Oleh : Desi Dian S.
(Mahasiswa Universitas Merdeka Malang)
Mediaoposisi.com-Pidato kontroversional yang dilakukan oleh Grace Natalie ketua Partai Soliadaritas Indonesia (PSI) yang menyatakan menolak praktik poligami menuai perdebatan.
Grace menyampaikan  jika lolos pemilu, PSI akan menjadikan poligami larangan bagi seluruh pejabat publik di eksekutif, legislatif, dan yudikatif, serta Aparatur Sipil Negara.

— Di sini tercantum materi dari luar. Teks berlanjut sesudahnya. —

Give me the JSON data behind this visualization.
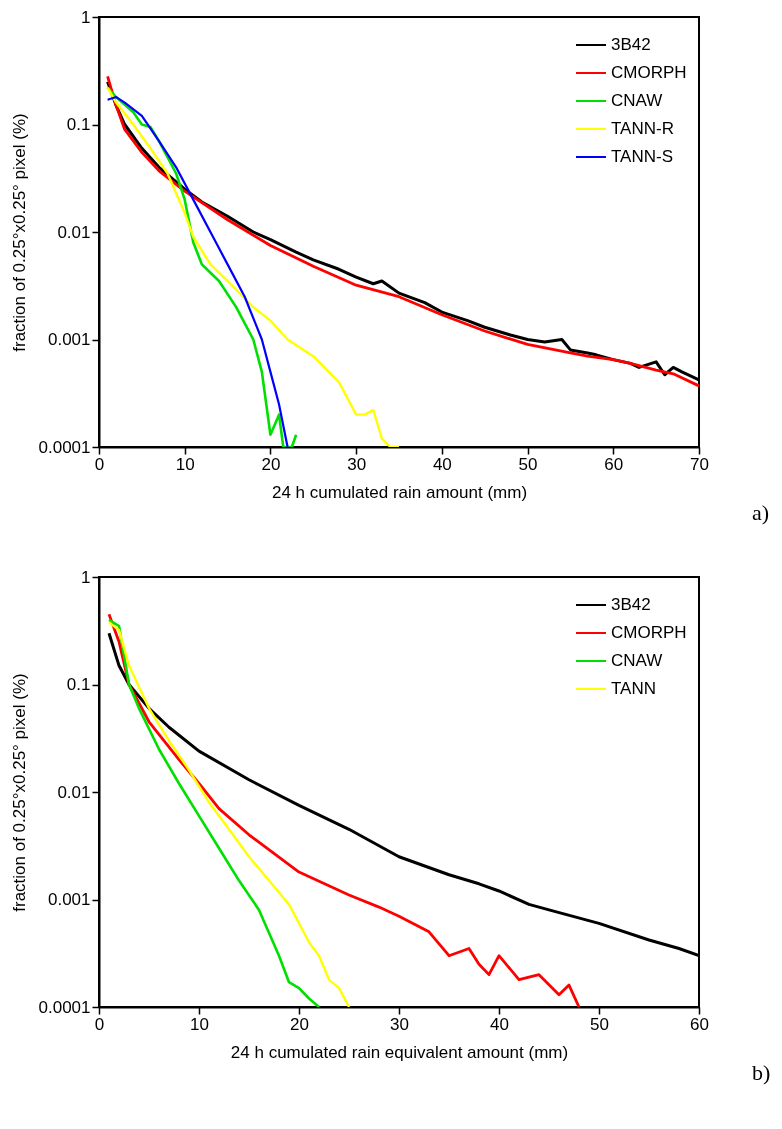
{
  "chart_data": [
    {
      "type": "line",
      "xlabel": "24 h cumulated rain amount (mm)",
      "ylabel": "fraction of 0.25°x0.25° pixel (%)",
      "log": true,
      "xlim": [
        0,
        70
      ],
      "xticks": [
        0,
        10,
        20,
        30,
        40,
        50,
        60,
        70
      ],
      "ylim": [
        0.0001,
        1
      ],
      "yticks": [
        0.0001,
        0.001,
        0.01,
        0.1,
        1
      ],
      "legend": "top right",
      "annotations": [
        "a)"
      ],
      "series": [
        {
          "name": "3B42",
          "color": "#000000",
          "x": [
            1,
            2,
            3,
            5,
            7,
            10,
            12,
            15,
            18,
            20,
            23,
            25,
            28,
            30,
            32,
            33,
            35,
            38,
            40,
            43,
            45,
            48,
            50,
            52,
            54,
            55,
            57,
            58,
            60,
            62,
            63,
            65,
            66,
            67,
            68,
            70
          ],
          "values": [
            0.25,
            0.15,
            0.1,
            0.06,
            0.04,
            0.025,
            0.019,
            0.014,
            0.01,
            0.0085,
            0.0065,
            0.0055,
            0.0045,
            0.0038,
            0.0033,
            0.0035,
            0.0027,
            0.0022,
            0.0018,
            0.0015,
            0.0013,
            0.0011,
            0.001,
            0.00095,
            0.001,
            0.0008,
            0.00075,
            0.00072,
            0.00065,
            0.0006,
            0.00055,
            0.00062,
            0.00047,
            0.00055,
            0.0005,
            0.00042
          ]
        },
        {
          "name": "CMORPH",
          "color": "#ff0000",
          "x": [
            1,
            2,
            3,
            5,
            7,
            10,
            15,
            20,
            25,
            30,
            35,
            40,
            45,
            50,
            55,
            57,
            60,
            62,
            65,
            67,
            70
          ],
          "values": [
            0.28,
            0.15,
            0.09,
            0.055,
            0.037,
            0.024,
            0.013,
            0.0075,
            0.0048,
            0.0032,
            0.0025,
            0.0017,
            0.0012,
            0.0009,
            0.00075,
            0.0007,
            0.00065,
            0.0006,
            0.00052,
            0.00048,
            0.00037
          ]
        },
        {
          "name": "CNAW",
          "color": "#00e000",
          "x": [
            1,
            2,
            4,
            5,
            6,
            7,
            9,
            10,
            11,
            12,
            14,
            16,
            18,
            19,
            20,
            21,
            21.5,
            22.5,
            23
          ],
          "values": [
            0.22,
            0.18,
            0.13,
            0.1,
            0.095,
            0.07,
            0.035,
            0.02,
            0.008,
            0.005,
            0.0035,
            0.002,
            0.001,
            0.0005,
            0.00013,
            0.0002,
            0.0001,
            0.0001,
            0.00013
          ]
        },
        {
          "name": "TANN-R",
          "color": "#ffff00",
          "x": [
            1,
            2,
            4,
            6,
            8,
            10,
            11,
            13,
            15,
            18,
            20,
            22,
            25,
            28,
            30,
            31,
            32,
            33,
            34,
            35
          ],
          "values": [
            0.22,
            0.16,
            0.1,
            0.06,
            0.035,
            0.015,
            0.009,
            0.005,
            0.0035,
            0.002,
            0.0015,
            0.001,
            0.0007,
            0.0004,
            0.0002,
            0.0002,
            0.00022,
            0.00012,
            0.0001,
            0.0001
          ]
        },
        {
          "name": "TANN-S",
          "color": "#0000ff",
          "x": [
            1,
            2,
            3,
            5,
            7,
            9,
            11,
            13,
            15,
            17,
            19,
            20,
            21,
            22
          ],
          "values": [
            0.17,
            0.18,
            0.16,
            0.12,
            0.07,
            0.04,
            0.02,
            0.01,
            0.005,
            0.0025,
            0.001,
            0.0005,
            0.00025,
            0.0001
          ]
        }
      ]
    },
    {
      "type": "line",
      "xlabel": "24 h cumulated rain equivalent amount (mm)",
      "ylabel": "fraction of 0.25°x0.25° pixel (%)",
      "log": true,
      "xlim": [
        0,
        60
      ],
      "xticks": [
        0,
        10,
        20,
        30,
        40,
        50,
        60
      ],
      "ylim": [
        0.0001,
        1
      ],
      "yticks": [
        0.0001,
        0.001,
        0.01,
        0.1,
        1
      ],
      "legend": "top right",
      "annotations": [
        "b)"
      ],
      "series": [
        {
          "name": "3B42",
          "color": "#000000",
          "x": [
            1,
            2,
            3,
            5,
            7,
            10,
            15,
            20,
            25,
            30,
            35,
            38,
            40,
            43,
            45,
            50,
            55,
            58,
            60
          ],
          "values": [
            0.3,
            0.15,
            0.1,
            0.06,
            0.04,
            0.024,
            0.013,
            0.0075,
            0.0045,
            0.0025,
            0.0017,
            0.0014,
            0.0012,
            0.0009,
            0.0008,
            0.0006,
            0.00042,
            0.00035,
            0.0003
          ]
        },
        {
          "name": "CMORPH",
          "color": "#ff0000",
          "x": [
            1,
            2,
            3,
            5,
            8,
            10,
            12,
            15,
            20,
            25,
            28,
            30,
            33,
            35,
            37,
            38,
            39,
            40,
            42,
            44,
            46,
            47,
            48
          ],
          "values": [
            0.45,
            0.25,
            0.1,
            0.045,
            0.02,
            0.012,
            0.007,
            0.004,
            0.0018,
            0.0011,
            0.00085,
            0.0007,
            0.0005,
            0.0003,
            0.00035,
            0.00025,
            0.0002,
            0.0003,
            0.00018,
            0.0002,
            0.00013,
            0.00016,
            0.0001
          ]
        },
        {
          "name": "CNAW",
          "color": "#00e000",
          "x": [
            1,
            2,
            3,
            4,
            6,
            8,
            10,
            12,
            14,
            16,
            18,
            19,
            20,
            21,
            22
          ],
          "values": [
            0.4,
            0.35,
            0.1,
            0.06,
            0.025,
            0.012,
            0.006,
            0.003,
            0.0015,
            0.0008,
            0.0003,
            0.00017,
            0.00015,
            0.00012,
            0.0001
          ]
        },
        {
          "name": "TANN",
          "color": "#ffff00",
          "x": [
            1,
            2,
            3,
            5,
            7,
            9,
            11,
            13,
            15,
            17,
            19,
            21,
            22,
            23,
            24,
            25
          ],
          "values": [
            0.38,
            0.32,
            0.15,
            0.06,
            0.03,
            0.016,
            0.008,
            0.0045,
            0.0025,
            0.0015,
            0.0009,
            0.0004,
            0.0003,
            0.00018,
            0.00015,
            0.0001
          ]
        }
      ]
    }
  ]
}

Bahkan mereka juga bertekad merivisi Undang-Undang Nomor 1 Tahun 1974 tentang Perkawinan, yang memperbolehkan poligami.
Alasan grace, partainya menolak poligami dengan mengutip hasil studi yang dilakukan LBH APIK  diantaranya menilai poligami adalah bentuk penindasan dan subordinasi posisi perempuan di hadapan laki-laki.
Selain itu, poligami rawan memicu kasus tindak kekerasan terhadap perempuan dan terakhir praktik poligami menyebabkan anak-anak menjadi korban dan mengalami proses tumbuh-kembang yang tidak sehat.

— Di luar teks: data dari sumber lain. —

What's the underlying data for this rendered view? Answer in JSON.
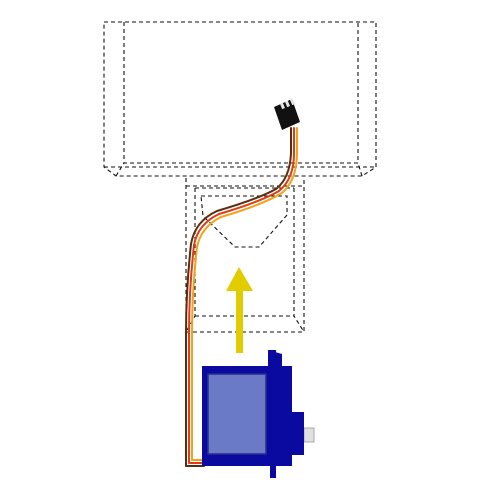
{
  "diagram": {
    "background": "#ffffff",
    "colors": {
      "outline": "#111111",
      "arrow": "#e1cc00",
      "servo_body": "#0a0aa0",
      "servo_window": "#6a7ac6",
      "servo_window_border": "#2a2a8a",
      "wire_brown": "#5a2d0c",
      "wire_red": "#e23b16",
      "wire_orange": "#f2a21a",
      "connector": "#111111",
      "connector_pin": "#e6e6e6",
      "servo_shaft": "#e0e0e0"
    },
    "parts": [
      {
        "id": "top-frame",
        "description_icon": "dashed-box-icon"
      },
      {
        "id": "mount-bracket",
        "description_icon": "dashed-bracket-icon"
      },
      {
        "id": "servo-motor",
        "description_icon": "servo-icon"
      },
      {
        "id": "servo-cable",
        "description_icon": "cable-icon"
      },
      {
        "id": "connector",
        "description_icon": "connector-icon"
      },
      {
        "id": "insert-arrow",
        "description_icon": "up-arrow-icon"
      }
    ]
  }
}
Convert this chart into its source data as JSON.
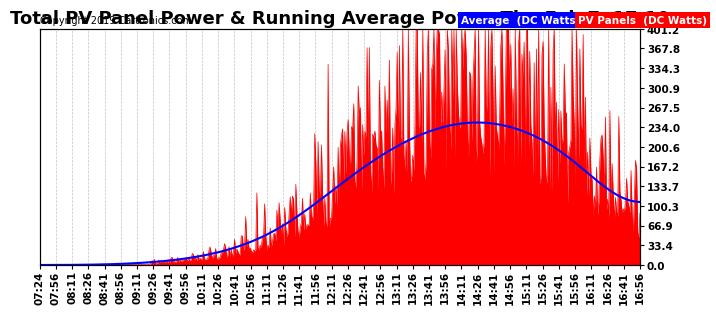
{
  "title": "Total PV Panel Power & Running Average Power Thu Feb 7  17:10",
  "copyright": "Copyright 2019 Cartronics.com",
  "legend_avg": "Average  (DC Watts)",
  "legend_pv": "PV Panels  (DC Watts)",
  "ylabel_right_ticks": [
    0.0,
    33.4,
    66.9,
    100.3,
    133.7,
    167.2,
    200.6,
    234.0,
    267.5,
    300.9,
    334.3,
    367.8,
    401.2
  ],
  "ylim": [
    0,
    401.2
  ],
  "xtick_labels": [
    "07:24",
    "07:56",
    "08:11",
    "08:26",
    "08:41",
    "08:56",
    "09:11",
    "09:26",
    "09:41",
    "09:56",
    "10:11",
    "10:26",
    "10:41",
    "10:56",
    "11:11",
    "11:26",
    "11:41",
    "11:56",
    "12:11",
    "12:26",
    "12:41",
    "12:56",
    "13:11",
    "13:26",
    "13:41",
    "13:56",
    "14:11",
    "14:26",
    "14:41",
    "14:56",
    "15:11",
    "15:26",
    "15:41",
    "15:56",
    "16:11",
    "16:26",
    "16:41",
    "16:56"
  ],
  "background_color": "#ffffff",
  "plot_bg_color": "#ffffff",
  "grid_color": "#aaaaaa",
  "pv_color": "#ff0000",
  "avg_color": "#0000ff",
  "title_fontsize": 13,
  "tick_fontsize": 7.5
}
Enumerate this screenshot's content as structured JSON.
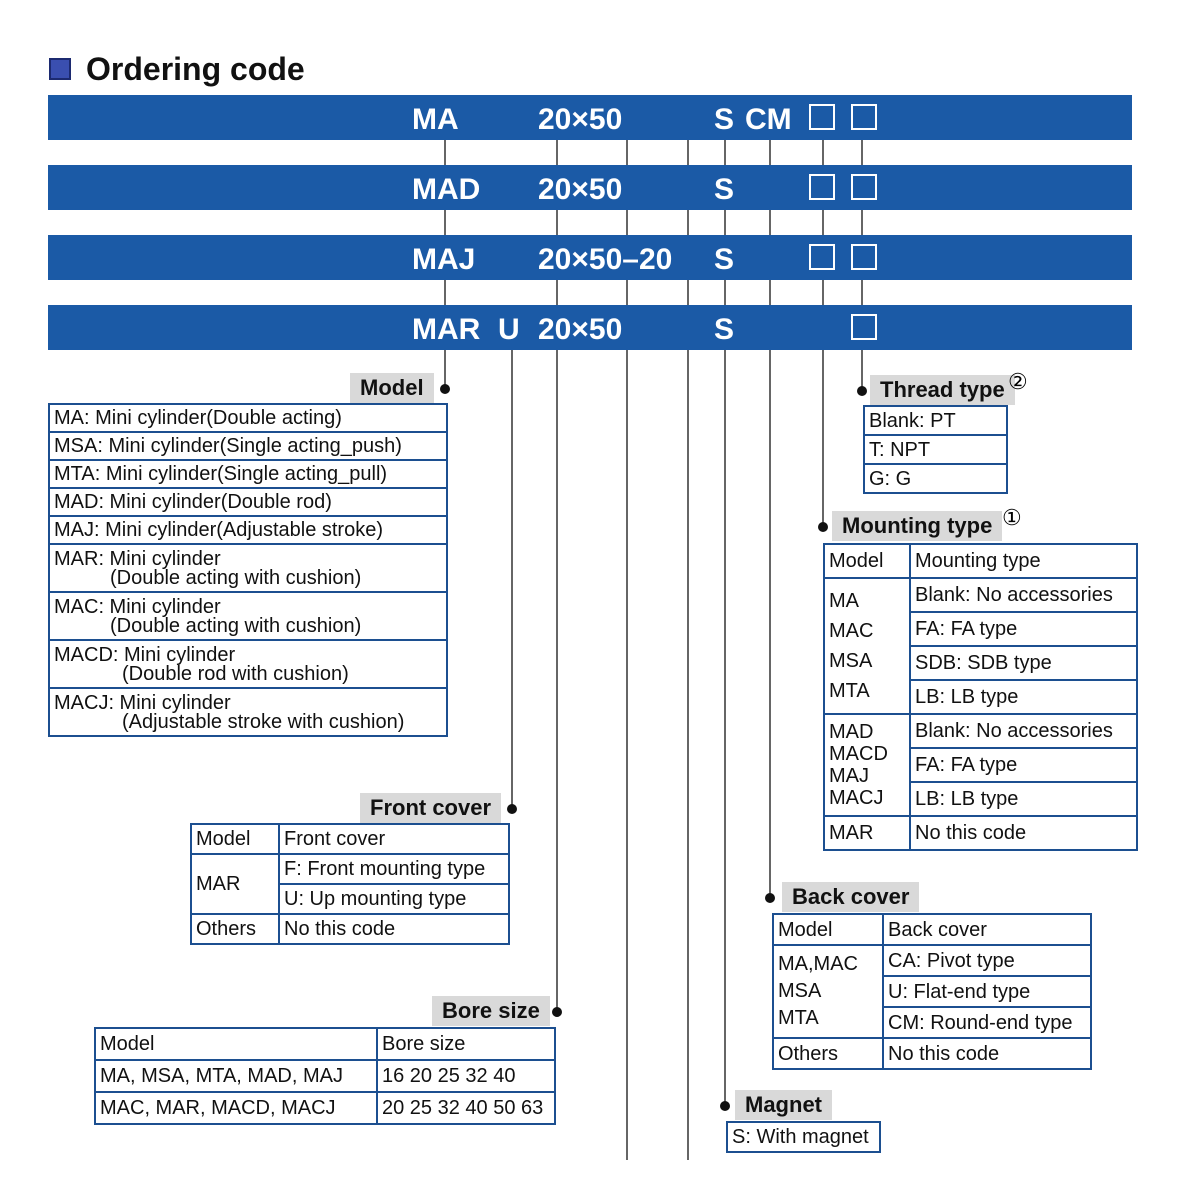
{
  "title": "Ordering code",
  "bars": [
    {
      "tokens": [
        "MA",
        "20×50",
        "S",
        "CM"
      ]
    },
    {
      "tokens": [
        "MAD",
        "20×50",
        "S"
      ]
    },
    {
      "tokens": [
        "MAJ",
        "20×50–20",
        "S"
      ]
    },
    {
      "tokens": [
        "MAR",
        "U",
        "20×50",
        "S"
      ]
    }
  ],
  "model": {
    "label": "Model",
    "rows": [
      [
        "MA: Mini cylinder(Double acting)"
      ],
      [
        "MSA: Mini cylinder(Single acting_push)"
      ],
      [
        "MTA: Mini cylinder(Single acting_pull)"
      ],
      [
        "MAD: Mini cylinder(Double rod)"
      ],
      [
        "MAJ: Mini cylinder(Adjustable stroke)"
      ],
      [
        "MAR: Mini cylinder",
        "(Double acting with cushion)"
      ],
      [
        "MAC: Mini cylinder",
        "(Double acting with cushion)"
      ],
      [
        "MACD: Mini cylinder",
        "(Double rod with cushion)"
      ],
      [
        "MACJ: Mini cylinder",
        "(Adjustable stroke with cushion)"
      ]
    ]
  },
  "thread_type": {
    "label": "Thread type",
    "note": "②",
    "rows": [
      "Blank: PT",
      "T: NPT",
      "G: G"
    ]
  },
  "mounting_type": {
    "label": "Mounting type",
    "note": "①",
    "header": [
      "Model",
      "Mounting type"
    ],
    "groups": [
      {
        "models": [
          "MA",
          "MAC",
          "MSA",
          "MTA"
        ],
        "options": [
          "Blank: No accessories",
          "FA: FA type",
          "SDB: SDB type",
          "LB: LB type"
        ]
      },
      {
        "models": [
          "MAD",
          "MACD",
          "MAJ",
          "MACJ"
        ],
        "options": [
          "Blank: No accessories",
          "FA: FA type",
          "LB: LB type"
        ]
      },
      {
        "models": [
          "MAR"
        ],
        "options": [
          "No this code"
        ]
      }
    ]
  },
  "front_cover": {
    "label": "Front cover",
    "header": [
      "Model",
      "Front cover"
    ],
    "groups": [
      {
        "models": [
          "MAR"
        ],
        "options": [
          "F: Front mounting type",
          "U: Up mounting type"
        ]
      },
      {
        "models": [
          "Others"
        ],
        "options": [
          "No this code"
        ]
      }
    ]
  },
  "back_cover": {
    "label": "Back cover",
    "header": [
      "Model",
      "Back cover"
    ],
    "groups": [
      {
        "models": [
          "MA,MAC",
          "MSA",
          "MTA"
        ],
        "options": [
          "CA: Pivot type",
          "U: Flat-end type",
          "CM: Round-end type"
        ]
      },
      {
        "models": [
          "Others"
        ],
        "options": [
          "No this code"
        ]
      }
    ]
  },
  "bore_size": {
    "label": "Bore size",
    "header": [
      "Model",
      "Bore size"
    ],
    "groups": [
      {
        "models": [
          "MA, MSA, MTA, MAD, MAJ"
        ],
        "options": [
          "16 20 25 32 40"
        ]
      },
      {
        "models": [
          "MAC, MAR, MACD, MACJ"
        ],
        "options": [
          "20 25 32 40 50 63"
        ]
      }
    ]
  },
  "magnet": {
    "label": "Magnet",
    "rows": [
      "S: With magnet"
    ]
  }
}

Lucunya lagi sikap PSI tersebut didukung oleh komisioner Komnas Perempuan Imam Nahe'i dengan mengatakan poligami bukan ajaran islam, imam Nahe’i bahkan menyebut bahwa poligami adalah kekerasan terhadap perempuan.  (detik.com 15 -12-2018).
Menyatakan Poligami bukan ajaran islam adalah hal yang menyesatkan sebab nabi Muhammad SAW juga melakukan praktik poligami.

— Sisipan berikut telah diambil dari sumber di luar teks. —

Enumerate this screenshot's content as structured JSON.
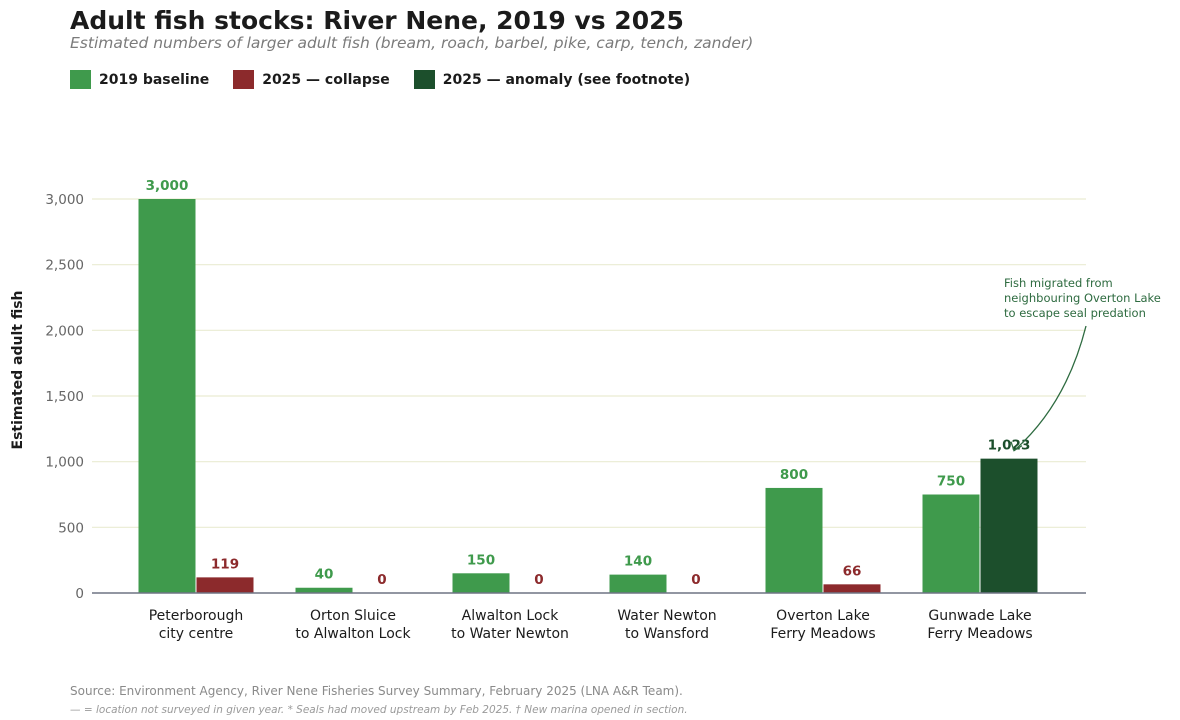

Menanggai hal tersebut, Sekretaris Jenderal Majelis Ulama Indonesia (MUI) Pusat, Anwar Abbas menyampaikan bahwa bila ada yang mengatakan “poligami bukan ajaran Islam” jelas tidak berdasar dan menyesatkan (hidayatullah.com, 17/12/2018).
Hal senada juga disampaikan oleh Sekretaris Jenderal Pengurus Besar Nahdlatul Ulama (PBNU), Ahmad Helmy Faishal Zaini, yang menyatakan Komnas Perempuan harus bisa membedakan antara ajaran Islam di satu sisi dengan kasus perilaku menyimpang dalam praktik poligami di sisi yang lain.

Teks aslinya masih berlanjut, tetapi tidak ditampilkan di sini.